Los pasajeros sólo pudieron sacarle a Anne que habían atravesado una bolsa de aire y que se habían producido unos desperfectos sin importancia. No, no se habían estrellado contra la cúspide de una montaña. Sí, habían hecho un picado repentino. Sí, se dirigirían a Londres después de una simple comprobación. Desgraciadamente, llegarían con algo de retraso. No, no más de una hora. Sí, el desayuno iba a distribuirse inmediatamente.
Los tripulantes, en lugar de dispersarse tras las formalidades de rigor, condujeron a Lucky Parkson a un despacho de la compañía, donde una veintena de personas, agrupadas alrededor de varias botellas de champagne, se disponían a festejar su último vuelo como piloto en jefe y a felicitarle una vez más —los pocos que estaban al corriente de lo sucedido— por su buena suerte.
—Dígame, Don —preguntó el joven Walker encendiendo un cigarrillo—, ¿por qué se le ocurrió picar tan a tiempo? Acababa de despertarme un segundo antes y me pareció ver una especie de pájaro… Después… Después había cosas más importantes que hacer.
—También yo creí ver ese pájaro.
—¡Déjese de bromas y encuentre una explicación más convincente!
—Bueno… En ese caso tendré que recurrir a mi famosa suerte —dijo Parkson con una tímida sonrisa.
Tres horas más tarde, el ex piloto tocaba la bocina de su coche deportivo en la carretera que bordeaba la costa. Sus hijos, chico y chica, salieron del chalet para abrirle la puerta y la volvieron a cerrar cuando el coche se introdujo en el pequeño garaje situado junto a la cocina.

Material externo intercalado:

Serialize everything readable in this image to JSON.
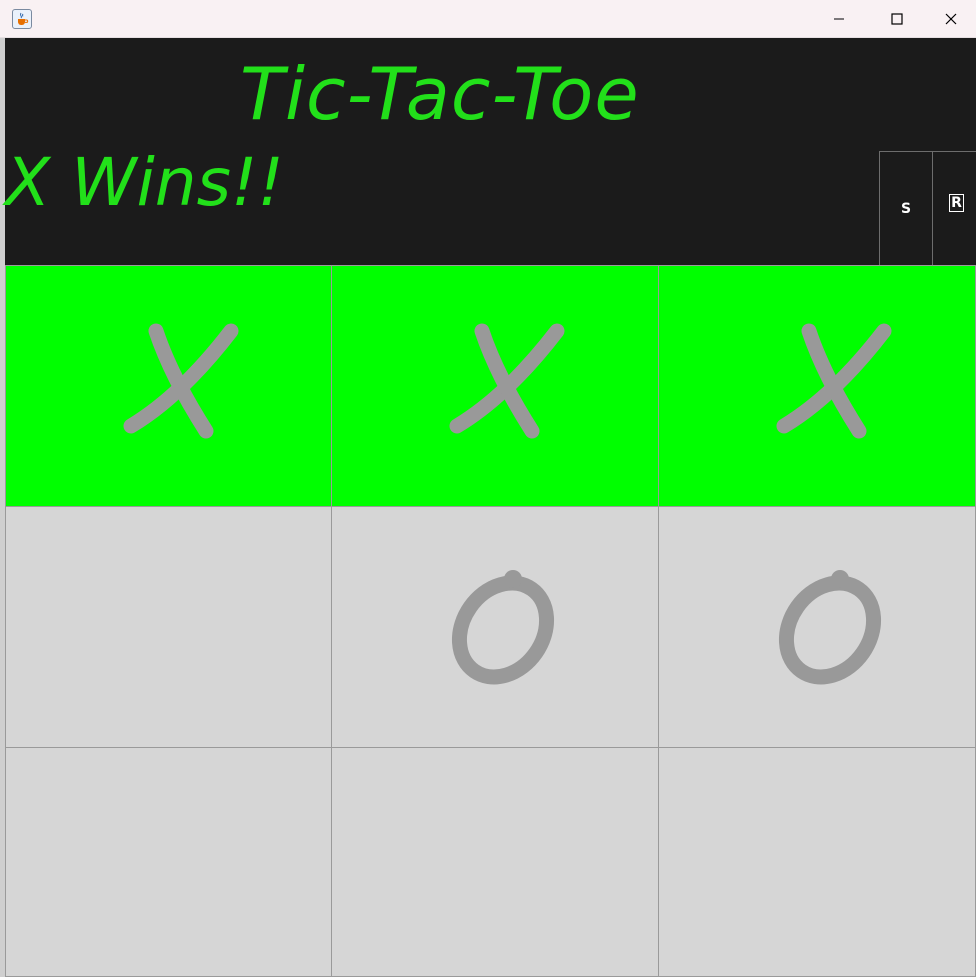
{
  "window": {
    "icon": "java-cup-icon",
    "controls": [
      "minimize-icon",
      "maximize-icon",
      "close-icon"
    ]
  },
  "header": {
    "title": "Tic-Tac-Toe",
    "status": "X Wins!!",
    "buttons": [
      {
        "label": "S"
      },
      {
        "label": "R"
      }
    ]
  },
  "colors": {
    "background": "#1b1b1b",
    "accent": "#22e01a",
    "win_cell": "#00ff00",
    "cell": "#d6d6d6",
    "mark": "#999999"
  },
  "board": {
    "cells": [
      {
        "mark": "X",
        "winning": true
      },
      {
        "mark": "X",
        "winning": true
      },
      {
        "mark": "X",
        "winning": true
      },
      {
        "mark": "",
        "winning": false
      },
      {
        "mark": "O",
        "winning": false
      },
      {
        "mark": "O",
        "winning": false
      },
      {
        "mark": "",
        "winning": false
      },
      {
        "mark": "",
        "winning": false
      },
      {
        "mark": "",
        "winning": false
      }
    ]
  }
}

Después del té los niños se fueron a casa de unos amigos y Don se instaló en su butaca favorita, encendió una pipa, echó un vistazo al mar, inundado de sol y de crestas blancas y lejanas, y dijo, entre bocanada y bocanada:
—¿Sabes, Peggy? Esta vez por poco no lo cuento. Hemos pasado un mal trago allí arriba.
—¡Oh, Don! ¿Qué ha sucedido? Creí que tu retraso se debía al tiempo. Al menos eso me dijeron por teléfono.

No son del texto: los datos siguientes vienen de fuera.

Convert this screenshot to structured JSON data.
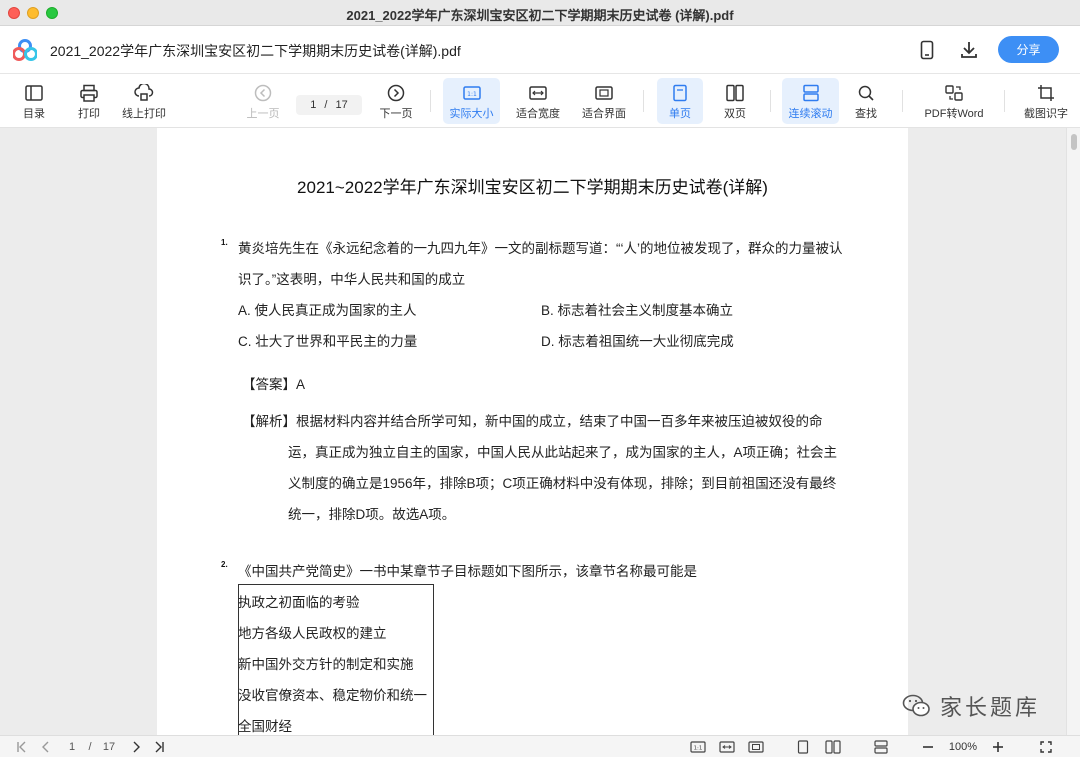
{
  "window": {
    "title": "2021_2022学年广东深圳宝安区初二下学期期末历史试卷 (详解).pdf"
  },
  "docbar": {
    "file_name": "2021_2022学年广东深圳宝安区初二下学期期末历史试卷(详解).pdf",
    "share_label": "分享",
    "icons": [
      "app-logo-icon",
      "phone-icon",
      "download-icon"
    ]
  },
  "toolbar": {
    "toc": "目录",
    "print": "打印",
    "online_print": "线上打印",
    "prev_page": "上一页",
    "current_page": "1",
    "page_sep": "/",
    "total_pages": "17",
    "next_page": "下一页",
    "actual_size": "实际大小",
    "fit_width": "适合宽度",
    "fit_page": "适合界面",
    "single_page": "单页",
    "double_page": "双页",
    "continuous": "连续滚动",
    "search": "查找",
    "pdf_to_word": "PDF转Word",
    "ocr": "截图识字",
    "active_color": "#2f7cf0",
    "active_bg": "#e6f0fd"
  },
  "document": {
    "title": "2021~2022学年广东深圳宝安区初二下学期期末历史试卷(详解)",
    "q1": {
      "num": "1.",
      "stem_line1": "黄炎培先生在《永远纪念着的一九四九年》一文的副标题写道：“‘人’的地位被发现了，群众的力量被认",
      "stem_line2": "识了。”这表明，中华人民共和国的成立",
      "opt_a": "A. 使人民真正成为国家的主人",
      "opt_b": "B. 标志着社会主义制度基本确立",
      "opt_c": "C. 壮大了世界和平民主的力量",
      "opt_d": "D. 标志着祖国统一大业彻底完成",
      "answer_label": "【答案】",
      "answer": "A",
      "analysis_label": "【解析】",
      "analysis_line1": "根据材料内容并结合所学可知，新中国的成立，结束了中国一百多年来被压迫被奴役的命",
      "analysis_line2": "运，真正成为独立自主的国家，中国人民从此站起来了，成为国家的主人，A项正确；社会主",
      "analysis_line3": "义制度的确立是1956年，排除B项；C项正确材料中没有体现，排除；到目前祖国还没有最终",
      "analysis_line4": "统一，排除D项。故选A项。"
    },
    "q2": {
      "num": "2.",
      "stem": "《中国共产党简史》一书中某章节子目标题如下图所示，该章节名称最可能是",
      "table_rows": [
        "执政之初面临的考验",
        "地方各级人民政权的建立",
        "新中国外交方针的制定和实施",
        "没收官僚资本、稳定物价和统一",
        "全国财经"
      ]
    }
  },
  "watermark": {
    "text": "家长题库",
    "icon": "wechat-icon"
  },
  "statusbar": {
    "current_page": "1",
    "page_sep": "/",
    "total_pages": "17",
    "zoom": "100%",
    "icons": [
      "first-page-icon",
      "prev-icon",
      "next-icon",
      "last-page-icon",
      "actual-size-icon",
      "fit-width-icon",
      "fit-page-icon",
      "single-page-icon",
      "double-page-icon",
      "continuous-icon",
      "zoom-out-icon",
      "zoom-in-icon",
      "fullscreen-icon"
    ]
  }
}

—Ya lo sé. En realidad, hemos estado a punto de chocar con un avión de flete y el timón de atrás se ha estropeado un poco.
—¿De verdad?
—Sí. Y gracias a que se me ocurrió picar… Si no, habríamos chocado de frente. ¿Pero de dónde diablos ha salido ese pájaro?

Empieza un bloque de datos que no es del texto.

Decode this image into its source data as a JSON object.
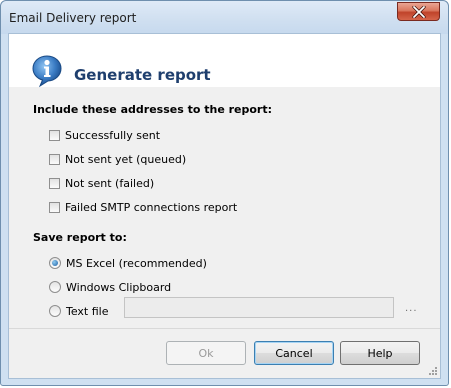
{
  "window": {
    "title": "Email Delivery report"
  },
  "header": {
    "heading": "Generate report",
    "icon": "info-icon"
  },
  "include_section": {
    "label": "Include these addresses to the report:",
    "options": [
      {
        "label": "Successfully sent",
        "checked": false
      },
      {
        "label": "Not sent yet (queued)",
        "checked": false
      },
      {
        "label": "Not sent (failed)",
        "checked": false
      },
      {
        "label": "Failed SMTP connections report",
        "checked": false
      }
    ]
  },
  "save_section": {
    "label": "Save report to:",
    "options": [
      {
        "label": "MS Excel (recommended)",
        "selected": true
      },
      {
        "label": "Windows Clipboard",
        "selected": false
      },
      {
        "label": "Text file",
        "selected": false
      }
    ],
    "text_file_path": "",
    "browse_label": "..."
  },
  "buttons": {
    "ok": "Ok",
    "cancel": "Cancel",
    "help": "Help"
  }
}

—¡Qué extraño! Llevaba dos días sin verle. Durante la última semana ha venido todas las noches y los niños le han dado de comer. El coronel Brandham dice que es un albatros.
—¿Un albatros?
—Sí. Los niños le llaman Bill. Supongo que no te importa… Hubiera podido prohibírselo.
—No seas tonta, Peggy. Sabes de sobra que me tiene sin cuidado.
Entonces se levantó de la butaca y avanzó lentamente hacia el enorme pájaro blanco, que inclinó la cabeza hacia un lado, le guiñó uno de sus ojos amarillentos y levantó el vuelo batiendo exageradamente las alas.